The Trojan Horse of Huawei

Huawei, the Chinese owned telecommunications equipment manufacturer that provides Telus and Bell with LTE towers, is finding itself coming under a barrage of scrutiny in Australia and the United States over cyber security fears.

Huawei and Telus inked a deal in February. In late March the Australian government blocked Huawei from bidding on contracts for the country’s new national broadband network, a $38-billion megaproject, citing security concerns.

The office of Australia’s Attorney General told Bloomberg News “[the government] has a responsibility to do our utmost to protect its integrity and that of the information carried on it.”

Speaking to The Diplomat, Australian National University strategic and defence studies professor Desmond Ball says there is “no doubt” Huawei is involved in cyber espionage. Paul Buchannan, a former professor at the National University of Singapore turned security analyst, shares this sentiment, telling The Diplomat “the notion that Huawei is truly independent of the Chinese government is ludicrous.”

Some of these concerns stem from the CEO of Huawei, Ren Zhengfei’s, involvement in the People’s Liberation Army and Communist Party of China. Ren served in the Engineering Corps of the P.L.A, retiring in 1982. In 1978 he joined the Communist Party of China, later becoming a member of the party’s national congress.

Huawei has had a turbulent experience in the United States: in 2008 Congress blocked the company’s planned takeover of 3Com citing national security concerns, then further banned the company from selling equipment to any U.S carrier after blocking a sale to Sprint. In late 2011 The Wall Street Journal reported that Huawei was the biggest provider of telecommunications equipment and web filtering technology to the Iranian government, though Huawei voraciously denies the latter charge.

While Australian and American lawmakers are concerned about Huawei’s potential threats to their respective countries national security, some are concerned about the company’s business ethics. As reported by the National Post and The Wall Street Journal, Mike Shields, a former high-ranking network security advisor at Nortel, believes that the hackers who had free reign in Nortel’s systems for nearly a decade in the 2000s were under the employ of Huawei. It is alleged that Huawei mined the systems of Nortel for trade secrets.

The CEO of Huawei competitor Cisco Systems has also alleged the company engages in less than ethical behavior. John Chambers, Cisco’s CEO, said to The Wall Street Journal that Huawei is Cisco’s “toughest rival” and the company doesn’t always “play by the rules.”

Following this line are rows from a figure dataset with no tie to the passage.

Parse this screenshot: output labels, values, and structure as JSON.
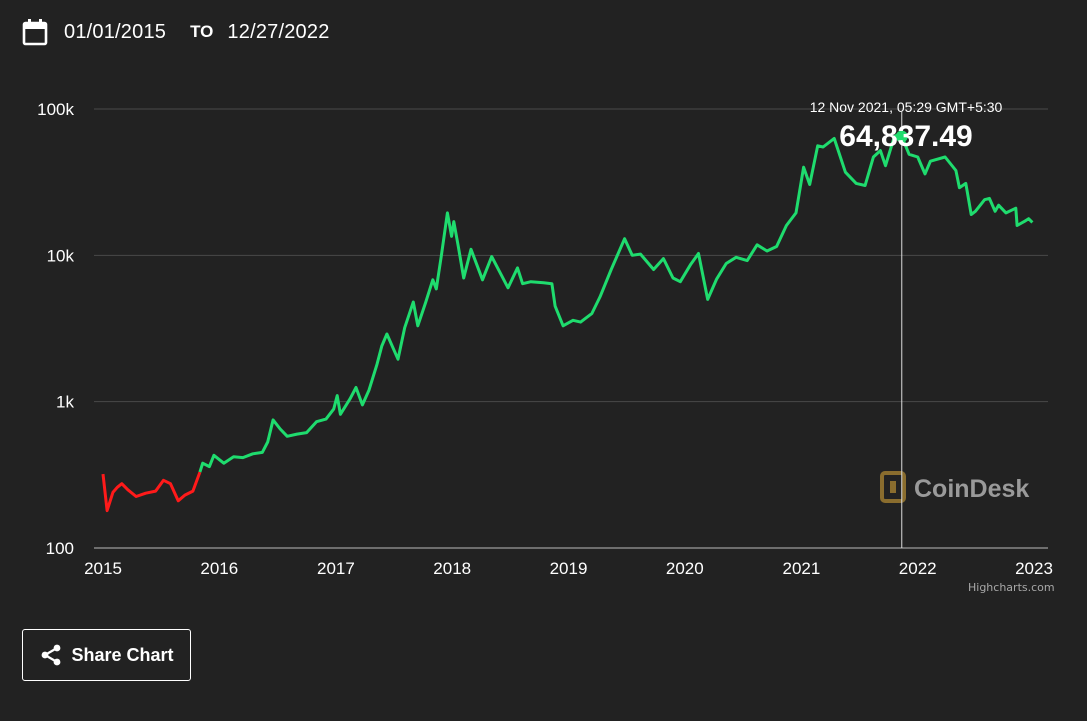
{
  "date_range": {
    "from": "01/01/2015",
    "to_label": "TO",
    "to": "12/27/2022",
    "icon": "calendar-icon"
  },
  "share": {
    "label": "Share Chart",
    "icon": "share-icon"
  },
  "watermark": {
    "text": "CoinDesk"
  },
  "credits": "Highcharts.com",
  "colors": {
    "background": "#222222",
    "up": "#1fdc6e",
    "down": "#ff1a1a",
    "grid": "#4a4a4a"
  },
  "chart_data": {
    "type": "line",
    "y_scale": "log",
    "ylim": [
      100,
      100000
    ],
    "y_ticks": [
      100,
      1000,
      10000,
      100000
    ],
    "y_tick_labels": [
      "100",
      "1k",
      "10k",
      "100k"
    ],
    "x_tick_labels": [
      "2015",
      "2016",
      "2017",
      "2018",
      "2019",
      "2020",
      "2021",
      "2022",
      "2023"
    ],
    "grid": true,
    "tooltip": {
      "date": "12 Nov 2021, 05:29 GMT+5:30",
      "value": "64,837.49",
      "x": "2021-11-12"
    },
    "series": [
      {
        "color": "#1fdc6e",
        "down_color": "#ff1a1a",
        "points": [
          [
            "2015-01-01",
            320
          ],
          [
            "2015-01-14",
            180
          ],
          [
            "2015-02-01",
            240
          ],
          [
            "2015-02-15",
            260
          ],
          [
            "2015-03-01",
            275
          ],
          [
            "2015-03-20",
            250
          ],
          [
            "2015-04-15",
            225
          ],
          [
            "2015-05-15",
            237
          ],
          [
            "2015-06-15",
            245
          ],
          [
            "2015-07-10",
            290
          ],
          [
            "2015-08-01",
            275
          ],
          [
            "2015-08-25",
            210
          ],
          [
            "2015-09-15",
            230
          ],
          [
            "2015-10-10",
            245
          ],
          [
            "2015-11-01",
            330
          ],
          [
            "2015-11-10",
            380
          ],
          [
            "2015-12-01",
            360
          ],
          [
            "2015-12-15",
            430
          ],
          [
            "2016-01-15",
            380
          ],
          [
            "2016-02-15",
            420
          ],
          [
            "2016-03-15",
            415
          ],
          [
            "2016-04-15",
            440
          ],
          [
            "2016-05-15",
            450
          ],
          [
            "2016-06-01",
            530
          ],
          [
            "2016-06-18",
            750
          ],
          [
            "2016-07-10",
            650
          ],
          [
            "2016-08-01",
            580
          ],
          [
            "2016-09-01",
            600
          ],
          [
            "2016-10-01",
            615
          ],
          [
            "2016-11-01",
            730
          ],
          [
            "2016-12-01",
            760
          ],
          [
            "2016-12-25",
            890
          ],
          [
            "2017-01-05",
            1100
          ],
          [
            "2017-01-15",
            820
          ],
          [
            "2017-02-15",
            1050
          ],
          [
            "2017-03-05",
            1250
          ],
          [
            "2017-03-25",
            950
          ],
          [
            "2017-04-15",
            1200
          ],
          [
            "2017-05-10",
            1800
          ],
          [
            "2017-05-25",
            2400
          ],
          [
            "2017-06-10",
            2900
          ],
          [
            "2017-07-15",
            1950
          ],
          [
            "2017-08-05",
            3200
          ],
          [
            "2017-09-01",
            4800
          ],
          [
            "2017-09-15",
            3300
          ],
          [
            "2017-10-10",
            4800
          ],
          [
            "2017-11-01",
            6800
          ],
          [
            "2017-11-12",
            5900
          ],
          [
            "2017-11-28",
            10000
          ],
          [
            "2017-12-17",
            19500
          ],
          [
            "2017-12-30",
            13500
          ],
          [
            "2018-01-06",
            17000
          ],
          [
            "2018-01-20",
            11500
          ],
          [
            "2018-02-06",
            7000
          ],
          [
            "2018-03-01",
            11000
          ],
          [
            "2018-04-06",
            6800
          ],
          [
            "2018-05-05",
            9800
          ],
          [
            "2018-06-25",
            6000
          ],
          [
            "2018-07-25",
            8200
          ],
          [
            "2018-08-10",
            6400
          ],
          [
            "2018-09-05",
            6600
          ],
          [
            "2018-10-15",
            6500
          ],
          [
            "2018-11-10",
            6400
          ],
          [
            "2018-11-20",
            4500
          ],
          [
            "2018-12-15",
            3300
          ],
          [
            "2019-01-15",
            3600
          ],
          [
            "2019-02-08",
            3500
          ],
          [
            "2019-03-15",
            4000
          ],
          [
            "2019-04-10",
            5200
          ],
          [
            "2019-05-15",
            8000
          ],
          [
            "2019-06-26",
            13000
          ],
          [
            "2019-07-20",
            10000
          ],
          [
            "2019-08-15",
            10200
          ],
          [
            "2019-09-25",
            8000
          ],
          [
            "2019-10-26",
            9500
          ],
          [
            "2019-11-25",
            7000
          ],
          [
            "2019-12-18",
            6600
          ],
          [
            "2020-01-20",
            8700
          ],
          [
            "2020-02-13",
            10300
          ],
          [
            "2020-03-13",
            5000
          ],
          [
            "2020-04-10",
            6900
          ],
          [
            "2020-05-10",
            8800
          ],
          [
            "2020-06-10",
            9700
          ],
          [
            "2020-07-15",
            9200
          ],
          [
            "2020-08-15",
            11800
          ],
          [
            "2020-09-15",
            10700
          ],
          [
            "2020-10-15",
            11500
          ],
          [
            "2020-11-15",
            16000
          ],
          [
            "2020-12-15",
            19500
          ],
          [
            "2021-01-08",
            40000
          ],
          [
            "2021-01-27",
            30500
          ],
          [
            "2021-02-21",
            56000
          ],
          [
            "2021-03-10",
            55000
          ],
          [
            "2021-04-14",
            63000
          ],
          [
            "2021-05-19",
            37000
          ],
          [
            "2021-06-22",
            31000
          ],
          [
            "2021-07-20",
            30000
          ],
          [
            "2021-08-15",
            47000
          ],
          [
            "2021-09-06",
            52000
          ],
          [
            "2021-09-22",
            41000
          ],
          [
            "2021-10-20",
            65000
          ],
          [
            "2021-11-10",
            68000
          ],
          [
            "2021-11-12",
            64837
          ],
          [
            "2021-12-05",
            49000
          ],
          [
            "2022-01-01",
            47000
          ],
          [
            "2022-01-24",
            36000
          ],
          [
            "2022-02-10",
            44000
          ],
          [
            "2022-03-28",
            47000
          ],
          [
            "2022-05-01",
            38000
          ],
          [
            "2022-05-12",
            29000
          ],
          [
            "2022-06-01",
            31000
          ],
          [
            "2022-06-18",
            19000
          ],
          [
            "2022-07-01",
            20000
          ],
          [
            "2022-07-30",
            24000
          ],
          [
            "2022-08-14",
            24500
          ],
          [
            "2022-09-01",
            20000
          ],
          [
            "2022-09-12",
            22000
          ],
          [
            "2022-10-05",
            19500
          ],
          [
            "2022-11-05",
            21000
          ],
          [
            "2022-11-09",
            16000
          ],
          [
            "2022-12-01",
            17000
          ],
          [
            "2022-12-15",
            17800
          ],
          [
            "2022-12-27",
            16800
          ]
        ]
      }
    ]
  }
}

Chambers did not cite any specific actions by Huawei when he spoke to The Wall Street Journal.

However, some say the fears of Huawei acting as a Trojan horse are overblown. Kevin Taylor, managing director of BT Asia-Pacific, said to The Australian that Huawei presents “no risk” to the west and BT’s experience with Huawei has been “positive and safe.”

“There’s a huge amount of protectionism against Chinese companies,” Taylor said. “But we took (Huawei) into the UK and we’ve passed all the security provisions. We know exactly what’s in that network, and we’ve got rigid quality assurance to ensure there’s no security risks.”